組を大きくしているのは俺だという自負は強いが、兼高(岡田准一)や室岡(坂口健太郎)に凄まれると一瞬でビビる。
この「舐められないように虚勢を張ってるけどヘタレ」というキャラクターが金田と合いすぎwww
ハマり役とはこのこと。
緊急代役で四千頭身・都築とオールナイトニッポンやった時のマウント取ろうとするムーブを思い出したw
#三四郎ANN のピンチを救うべく
— 三四郎のオールナイトニッポン0【毎週金曜深夜27時〜】 (@SanshiroANN) January 10, 2021
「#はんにゃ 金田哲と #四千頭身 都築拓紀のオールナイトニッポン」をお届けしました。

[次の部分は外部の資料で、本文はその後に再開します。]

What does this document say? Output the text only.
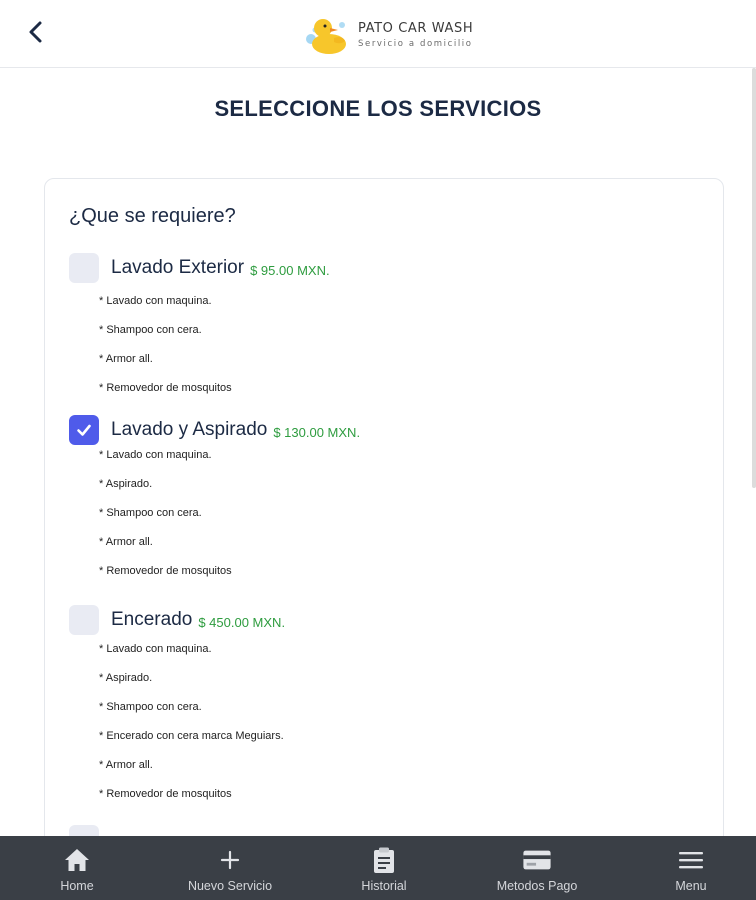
PATO CAR WASH
Servicio a domicilio
SELECCIONE LOS SERVICIOS
¿Que se requiere?
Lavado Exterior $ 95.00 MXN.
* Lavado con maquina.
* Shampoo con cera.
* Armor all.
* Removedor de mosquitos
Lavado y Aspirado $ 130.00 MXN.
* Lavado con maquina.
* Aspirado.
* Shampoo con cera.
* Armor all.
* Removedor de mosquitos
Encerado $ 450.00 MXN.
* Lavado con maquina.
* Aspirado.
* Shampoo con cera.
* Encerado con cera marca Meguiars.
* Armor all.
* Removedor de mosquitos
Home	Nuevo Servicio	Historial	Metodos Pago	Menu
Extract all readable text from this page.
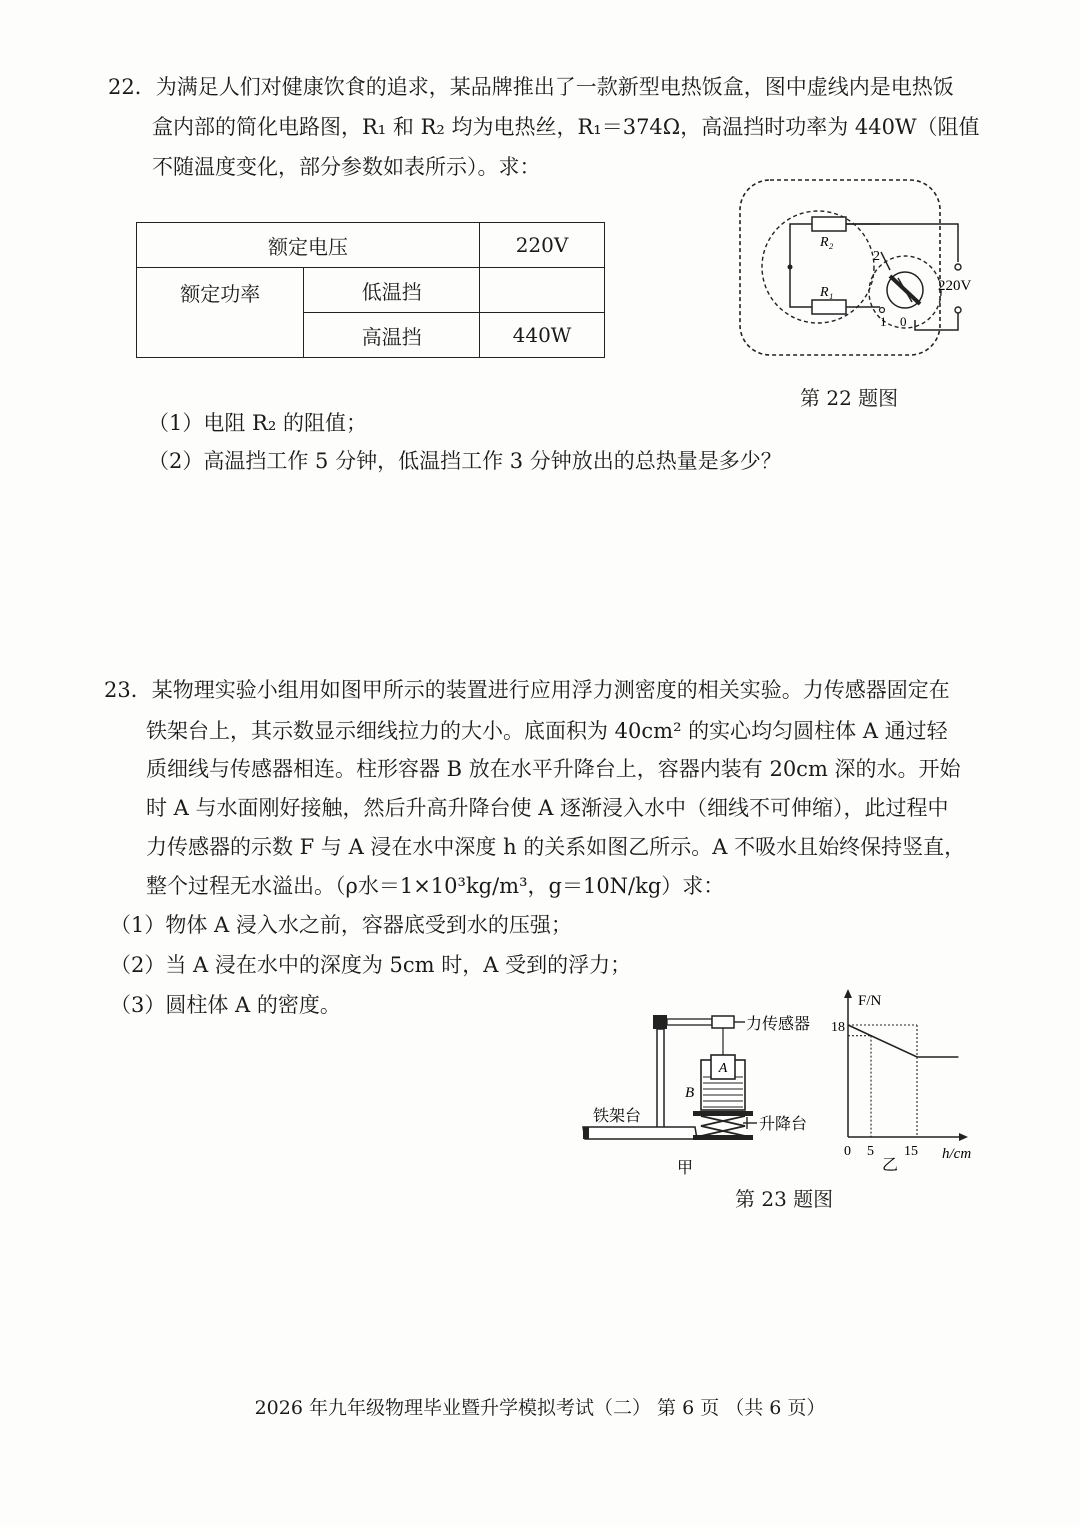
22．为满足人们对健康饮食的追求，某品牌推出了一款新型电热饭盒，图中虚线内是电热饭
盒内部的简化电路图，R₁ 和 R₂ 均为电热丝，R₁＝374Ω，高温挡时功率为 440W（阻值
不随温度变化，部分参数如表所示）。求：
额定电压		220V
额定功率	低温挡	
	高温挡	440W
R₂
R₁
2
1 0
220V
第 22 题图
（1）电阻 R₂ 的阻值；
（2）高温挡工作 5 分钟，低温挡工作 3 分钟放出的总热量是多少？
23．某物理实验小组用如图甲所示的装置进行应用浮力测密度的相关实验。力传感器固定在
铁架台上，其示数显示细线拉力的大小。底面积为 40cm² 的实心均匀圆柱体 A 通过轻
质细线与传感器相连。柱形容器 B 放在水平升降台上，容器内装有 20cm 深的水。开始
时 A 与水面刚好接触，然后升高升降台使 A 逐渐浸入水中（细线不可伸缩），此过程中
力传感器的示数 F 与 A 浸在水中深度 h 的关系如图乙所示。A 不吸水且始终保持竖直，
整个过程无水溢出。（ρ水＝1×10³kg/m³，g＝10N/kg）求：
（1）物体 A 浸入水之前，容器底受到水的压强；
（2）当 A 浸在水中的深度为 5cm 时，A 受到的浮力；
（3）圆柱体 A 的密度。
A
B
力传感器
铁架台	升降台
甲
F/N
18
0 5 15 h/cm
乙
第 23 题图
2026 年九年级物理毕业暨升学模拟考试（二） 第 6 页 （共 6 页）
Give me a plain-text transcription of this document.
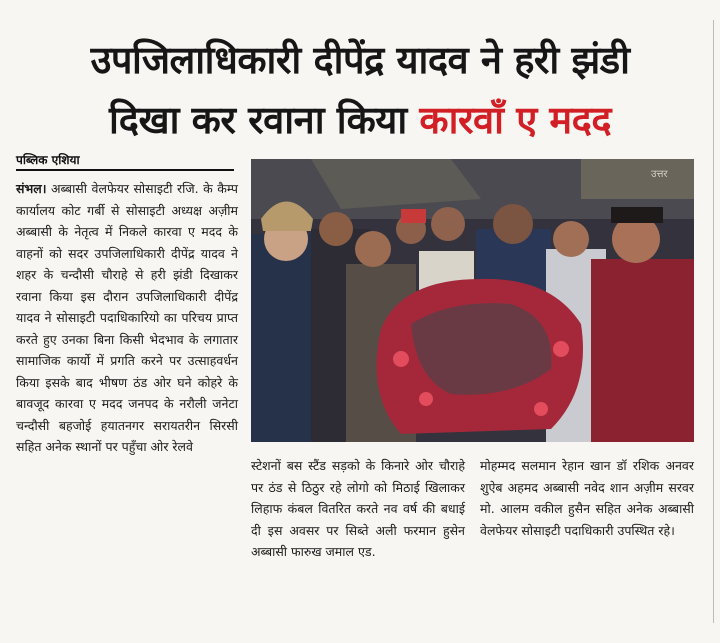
उपजिलाधिकारी दीपेंद्र यादव ने हरी झंडी
दिखा कर रवाना किया कारवाँ ए मदद
पब्लिक एशिया
संभल। अब्बासी वेलफेयर सोसाइटी रजि. के कैम्प कार्यालय कोट गर्बी से सोसाइटी अध्यक्ष अज़ीम अब्बासी के नेतृत्व में निकले कारवा ए मदद के वाहनों को सदर उपजिलाधिकारी दीपेंद्र यादव ने शहर के चन्दौसी चौराहे से हरी झंडी दिखाकर रवाना किया इस दौरान उपजिलाधिकारी दीपेंद्र यादव ने सोसाइटी पदाधिकारियो का परिचय प्राप्त करते हुए उनका बिना किसी भेदभाव के लगातार सामाजिक कार्यो में प्रगति करने पर उत्साहवर्धन किया इसके बाद भीषण ठंड ओर घने कोहरे के बावजूद कारवा ए मदद जनपद के नरौली जनेटा चन्दौसी बहजोई हयातनगर सरायतरीन सिरसी सहित अनेक स्थानों पर पहुँचा ओर रेलवे
उत्तर
स्टेशनों बस स्टैंड सड़को के किनारे ओर चौराहे पर ठंड से ठिठुर रहे लोगो को मिठाई खिलाकर लिहाफ कंबल वितरित करते नव वर्ष की बधाई दी इस अवसर पर सिब्ते अली फरमान हुसेन अब्बासी फारुख जमाल एड.
मोहम्मद सलमान रेहान खान डॉ रशिक अनवर शुऐब अहमद अब्बासी नवेद शान अज़ीम सरवर मो. आलम वकील हुसैन सहित अनेक अब्बासी वेलफेयर सोसाइटी पदाधिकारी उपस्थित रहे।
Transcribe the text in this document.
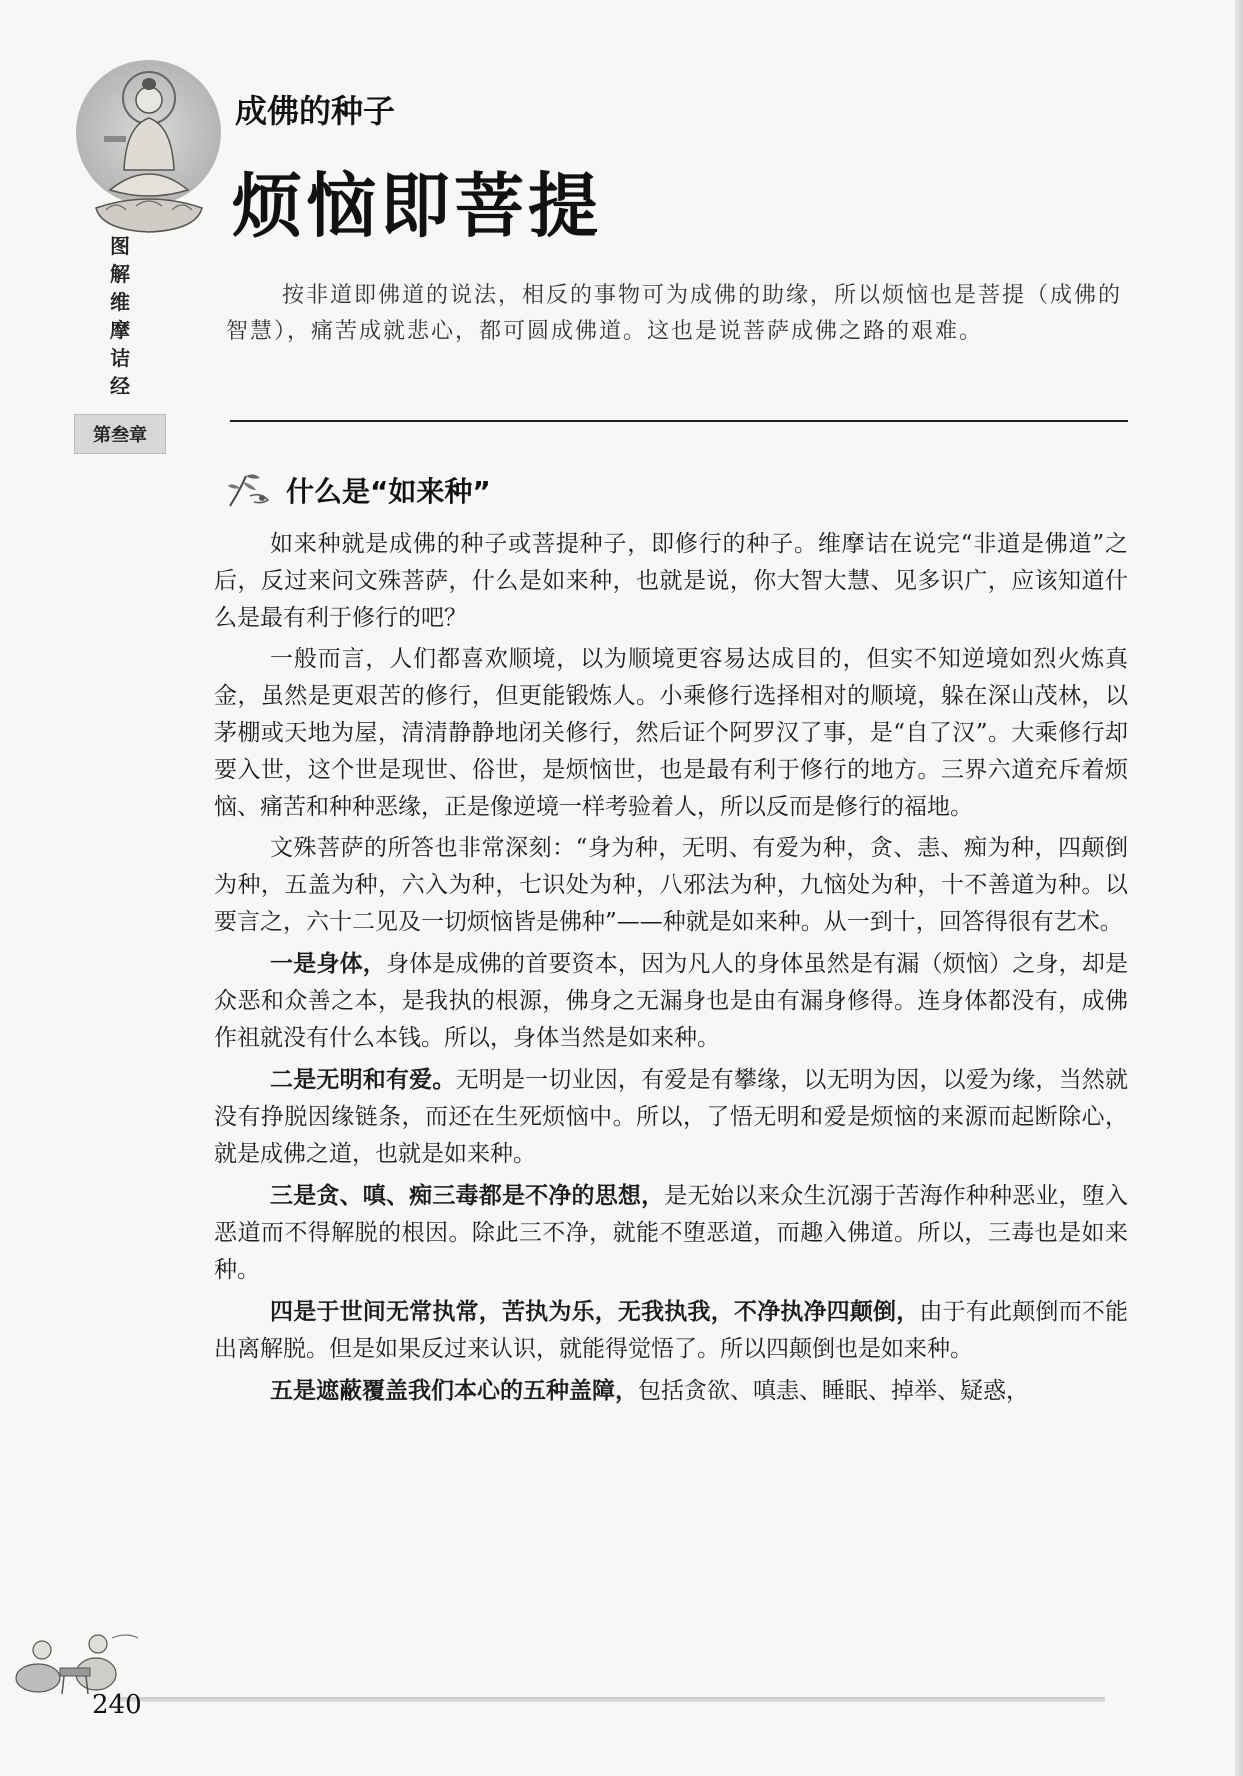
图解维摩诘经
第叁章
成佛的种子
烦恼即菩提

按非道即佛道的说法，相反的事物可为成佛的助缘，所以烦恼也是菩提（成佛的智慧），痛苦成就悲心，都可圆成佛道。这也是说菩萨成佛之路的艰难。

什么是“如来种”

如来种就是成佛的种子或菩提种子，即修行的种子。维摩诘在说完“非道是佛道”之后，反过来问文殊菩萨，什么是如来种，也就是说，你大智大慧、见多识广，应该知道什么是最有利于修行的吧？

一般而言，人们都喜欢顺境，以为顺境更容易达成目的，但实不知逆境如烈火炼真金，虽然是更艰苦的修行，但更能锻炼人。小乘修行选择相对的顺境，躲在深山茂林，以茅棚或天地为屋，清清静静地闭关修行，然后证个阿罗汉了事，是“自了汉”。大乘修行却要入世，这个世是现世、俗世，是烦恼世，也是最有利于修行的地方。三界六道充斥着烦恼、痛苦和种种恶缘，正是像逆境一样考验着人，所以反而是修行的福地。

文殊菩萨的所答也非常深刻：“身为种，无明、有爱为种，贪、恚、痴为种，四颠倒为种，五盖为种，六入为种，七识处为种，八邪法为种，九恼处为种，十不善道为种。以要言之，六十二见及一切烦恼皆是佛种”——种就是如来种。从一到十，回答得很有艺术。

一是身体，身体是成佛的首要资本，因为凡人的身体虽然是有漏（烦恼）之身，却是众恶和众善之本，是我执的根源，佛身之无漏身也是由有漏身修得。连身体都没有，成佛作祖就没有什么本钱。所以，身体当然是如来种。

二是无明和有爱。无明是一切业因，有爱是有攀缘，以无明为因，以爱为缘，当然就没有挣脱因缘链条，而还在生死烦恼中。所以，了悟无明和爱是烦恼的来源而起断除心，就是成佛之道，也就是如来种。

三是贪、嗔、痴三毒都是不净的思想，是无始以来众生沉溺于苦海作种种恶业，堕入恶道而不得解脱的根因。除此三不净，就能不堕恶道，而趣入佛道。所以，三毒也是如来种。

四是于世间无常执常，苦执为乐，无我执我，不净执净四颠倒，由于有此颠倒而不能出离解脱。但是如果反过来认识，就能得觉悟了。所以四颠倒也是如来种。

五是遮蔽覆盖我们本心的五种盖障，包括贪欲、嗔恚、睡眠、掉举、疑惑，

240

年の初めはタイムフリーと映画「ピンポン」で決まり!#金田都築ANN
⏬radikoタイムフリーhttps://t.co/8ug4I5HKQB pic.twitter.com/BLUBWyDoIb
あの放送は面白かったなぁw
こう書くとコメディリーフみたいに見えるかもだが、そもそもギャグ要素のある映画ではない。
お笑いに疎い人の中には「原田眞人の作品でしか見ない若手俳優だな」と思ってる人マジでいるんじゃないかな。
ちなみにエンドロールの名前は4番手(!)
岡田准一
坂口健太郎
松岡茉優
金田哲
さすがに笑ってしまったw
これを手土産にまたテレビやラジオで笑わせてほしい。